With sustainability now the norm in the construction materials sector, it comes as no surprise to learn that recycled and secondary aggregates are making an increasingly important contribution to the UK’s ‘green’ building practices. By reducing demand on primary aggregates, the production of construction materials from inert waste is helping the industry to not only become more sustainable, but also to fulfil its regulatory responsibilities and environmental aspirations.
The revised Waste Framework Directive – which requires EU member states to recover a minimum of 70% of construction and demolition waste by 2020 – will encourage further use of recycled/secondary aggregates and minimize waste from an environmental and cost‐saving point of view.
The increased volumes will also demand that advanced processing systems for the treatment of CD&E waste are more widely adopted in the EU, which is something that Peter Craven, head of Marketing at CDE Global, hopes to achieve with the CANDY project. ‘I think we need to look beyond the quantity and focus on the quality of the recycled materials that we produce,’ he said. ‘Many of the countries in the EU are well on course to comfortably meet the targets of the Waste Directive so we need to move on to the next level in terms of how we can extract maximum value from this waste stream and further enhance the quality of recycled products.’
Supported by the EU’s Eco‐innovation fund, the project is a partnership between Northern Ireland‐based CDE and German recycling contractors Feess Erdbau operating under the acronym CANDY – ‘CompAct, highly mobile, Next generation, CD&E waste recoverY system’. To raise international awareness of the project, CDE hosted a European open week event (16‐18 September 2014) at Feess’ Kirchheim recycling facility in Stuttgart, where potential customers, EU representatives, members of waste recycling associations and other interested stakeholders visited the demonstration site to watch the new technology in action.
‘The open week proved to be a resounding success and feedback from the delegates has been excellent,’ said Mr Craven. ‘It is only through the deployment of advanced waste recycling systems, such as the wet processing plant we have installed on the CANDY project, that we are able to increase awareness about the high‐value recycled products that can be produced.’
Before the CDE processing plant was installed at Kirchhiem, around 10% of the overall demolition waste collected on site could not be recycled as it was a mixture of demolition and excavation waste (from building foundations).

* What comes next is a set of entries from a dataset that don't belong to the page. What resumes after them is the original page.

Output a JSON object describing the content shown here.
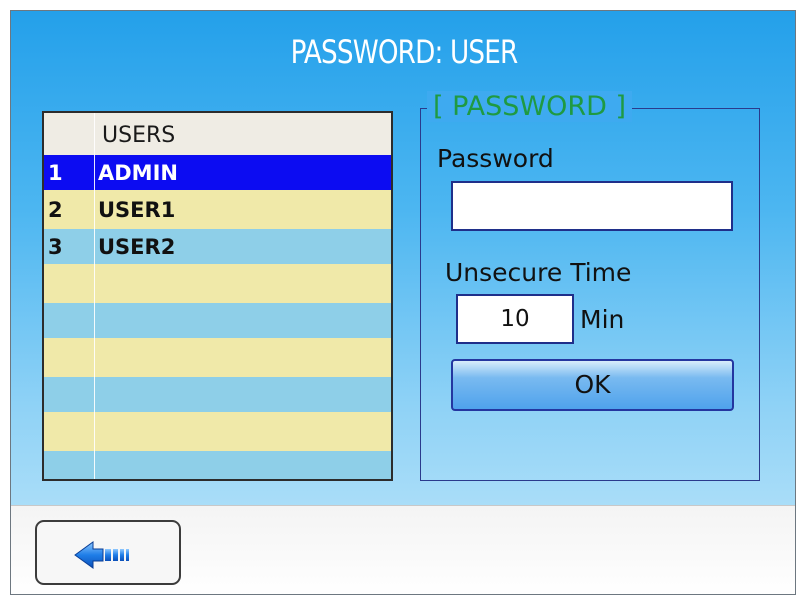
{
  "header": {
    "title": "PASSWORD: USER"
  },
  "users_table": {
    "column_header": "USERS",
    "rows": [
      {
        "num": "1",
        "name": "ADMIN",
        "selected": true
      },
      {
        "num": "2",
        "name": "USER1",
        "selected": false
      },
      {
        "num": "3",
        "name": "USER2",
        "selected": false
      }
    ]
  },
  "password_group": {
    "legend": "[ PASSWORD ]",
    "password_label": "Password",
    "password_value": "",
    "unsecure_time_label": "Unsecure Time",
    "unsecure_time_value": "10",
    "unit_label": "Min",
    "ok_label": "OK"
  },
  "bottom_bar": {
    "back_icon": "back-arrow-icon"
  },
  "colors": {
    "selected_row": "#0c0cf2",
    "row_yellow": "#f0e9a9",
    "row_blue": "#8ecfe8",
    "legend_green": "#1f9a42",
    "title_text": "#ffffff"
  }
}
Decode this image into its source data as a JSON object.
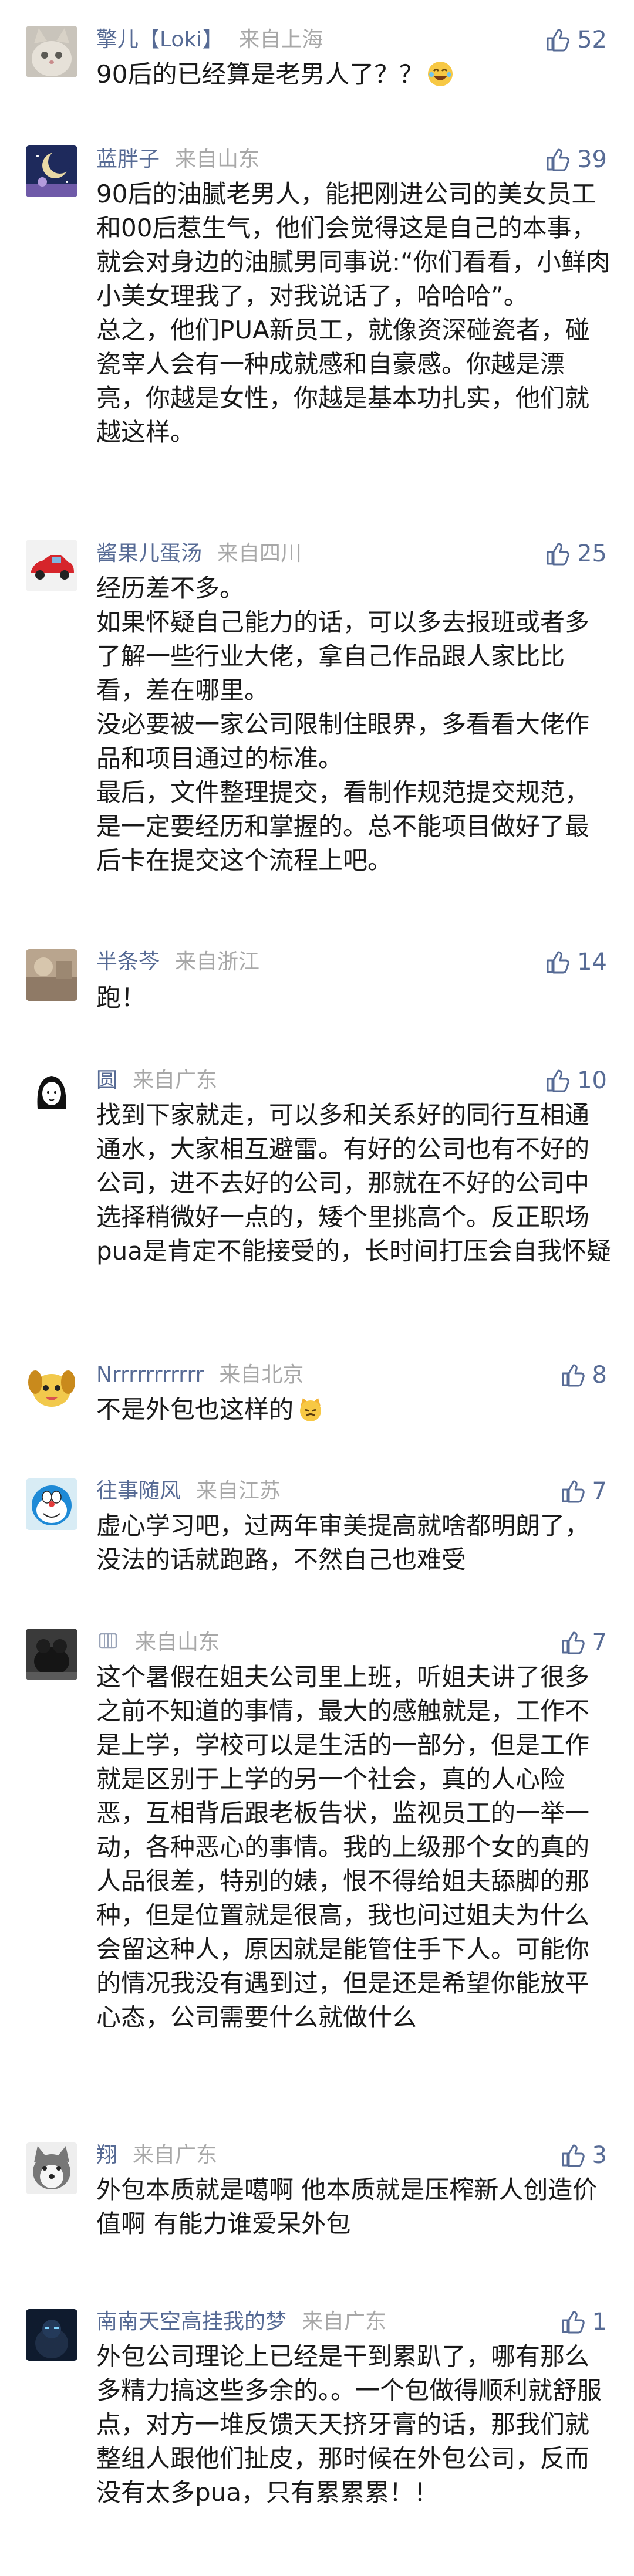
{
  "colors": {
    "nickname": "#576b95",
    "location": "#a8a8a8",
    "text": "#1a1a1a",
    "like": "#576b95"
  },
  "comments": [
    {
      "nickname": "擎儿【Loki】",
      "location": "来自上海",
      "likes": "52",
      "avatar": "cat-avatar",
      "paragraphs": [
        "90后的已经算是老男人了？？"
      ],
      "emoji": "laughing-emoji"
    },
    {
      "nickname": "蓝胖子",
      "location": "来自山东",
      "likes": "39",
      "avatar": "moon-night-avatar",
      "paragraphs": [
        "90后的油腻老男人，能把刚进公司的美女员工和00后惹生气，他们会觉得这是自己的本事，就会对身边的油腻男同事说:“你们看看，小鲜肉小美女理我了，对我说话了，哈哈哈”。",
        "总之，他们PUA新员工，就像资深碰瓷者，碰瓷宰人会有一种成就感和自豪感。你越是漂亮，你越是女性，你越是基本功扎实，他们就越这样。"
      ]
    },
    {
      "nickname": "酱果儿蛋汤",
      "location": "来自四川",
      "likes": "25",
      "avatar": "red-car-avatar",
      "paragraphs": [
        "经历差不多。",
        "如果怀疑自己能力的话，可以多去报班或者多了解一些行业大佬，拿自己作品跟人家比比看，差在哪里。",
        "没必要被一家公司限制住眼界，多看看大佬作品和项目通过的标准。",
        "最后，文件整理提交，看制作规范提交规范，是一定要经历和掌握的。总不能项目做好了最后卡在提交这个流程上吧。"
      ]
    },
    {
      "nickname": "半条芩",
      "location": "来自浙江",
      "likes": "14",
      "avatar": "blurry-photo-avatar",
      "paragraphs": [
        "跑！"
      ]
    },
    {
      "nickname": "圆",
      "location": "来自广东",
      "likes": "10",
      "avatar": "girl-sketch-avatar",
      "paragraphs": [
        "找到下家就走，可以多和关系好的同行互相通通水，大家相互避雷。有好的公司也有不好的公司，进不去好的公司，那就在不好的公司中选择稍微好一点的，矮个里挑高个。反正职场pua是肯定不能接受的，长时间打压会自我怀疑"
      ]
    },
    {
      "nickname": "Nrrrrrrrrrrr",
      "location": "来自北京",
      "likes": "8",
      "avatar": "cartoon-dog-avatar",
      "paragraphs": [
        "不是外包也这样的"
      ],
      "emoji": "cat-face-emoji"
    },
    {
      "nickname": "往事随风",
      "location": "来自江苏",
      "likes": "7",
      "avatar": "doraemon-avatar",
      "paragraphs": [
        "虚心学习吧，过两年审美提高就啥都明朗了，没法的话就跑路，不然自己也难受"
      ]
    },
    {
      "nickname": "",
      "location": "来自山东",
      "likes": "7",
      "avatar": "dark-animal-avatar",
      "nickname_icon": "symbol-icon",
      "paragraphs": [
        "这个暑假在姐夫公司里上班，听姐夫讲了很多之前不知道的事情，最大的感触就是，工作不是上学，学校可以是生活的一部分，但是工作就是区别于上学的另一个社会，真的人心险恶，互相背后跟老板告状，监视员工的一举一动，各种恶心的事情。我的上级那个女的真的人品很差，特别的婊，恨不得给姐夫舔脚的那种，但是位置就是很高，我也问过姐夫为什么会留这种人，原因就是能管住手下人。可能你的情况我没有遇到过，但是还是希望你能放平心态，公司需要什么就做什么"
      ]
    },
    {
      "nickname": "翔",
      "location": "来自广东",
      "likes": "3",
      "avatar": "husky-avatar",
      "paragraphs": [
        "外包本质就是噶啊 他本质就是压榨新人创造价值啊 有能力谁爱呆外包"
      ]
    },
    {
      "nickname": "南南天空高挂我的梦",
      "location": "来自广东",
      "likes": "1",
      "avatar": "dark-figure-avatar",
      "paragraphs": [
        "外包公司理论上已经是干到累趴了，哪有那么多精力搞这些多余的。。一个包做得顺利就舒服点，对方一堆反馈天天挤牙膏的话，那我们就整组人跟他们扯皮，那时候在外包公司，反而没有太多pua，只有累累累！！"
      ]
    }
  ]
}
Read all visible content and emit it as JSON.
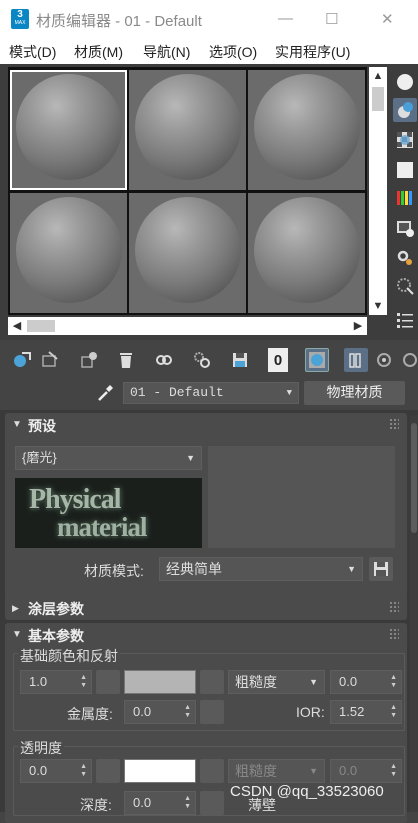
{
  "window": {
    "title": "材质编辑器 - 01 - Default",
    "icon_text": "3",
    "icon_sub": "MAX",
    "minimize": "—",
    "maximize": "☐",
    "close": "✕"
  },
  "menu": [
    "模式(D)",
    "材质(M)",
    "导航(N)",
    "选项(O)",
    "实用程序(U)"
  ],
  "material_name": "01 - Default",
  "material_type": "物理材质",
  "presets": {
    "title": "预设",
    "preset_value": "{磨光}",
    "logo_line1": "Physical",
    "logo_line2": "material",
    "mode_label": "材质模式:",
    "mode_value": "经典简单"
  },
  "coating": {
    "title": "涂层参数"
  },
  "basic": {
    "title": "基本参数",
    "base_group": "基础颜色和反射",
    "base_weight": "1.0",
    "base_color": "#b4b4b4",
    "roughness_mode": "粗糙度",
    "roughness_value": "0.0",
    "metalness_label": "金属度:",
    "metalness_value": "0.0",
    "ior_label": "IOR:",
    "ior_value": "1.52",
    "transparency_group": "透明度",
    "transp_weight": "0.0",
    "transp_color": "#ffffff",
    "transp_roughness_mode": "粗糙度",
    "transp_roughness_value": "0.0",
    "depth_label": "深度:",
    "depth_value": "0.0",
    "thin_label": "薄壁"
  },
  "watermark": "CSDN @qq_33523060"
}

With the CANDY project up and running, the waste material is being processed successfully resulting in reduced waste from demolition contracts and increased volumes of recycled sand and aggregates for reuse.
A variety of materials are currently being processed through the washing plant, including C&D waste from the demolition contracts carried out by Feess, and excavation waste from the numerous groundworks projects that the company is involved in.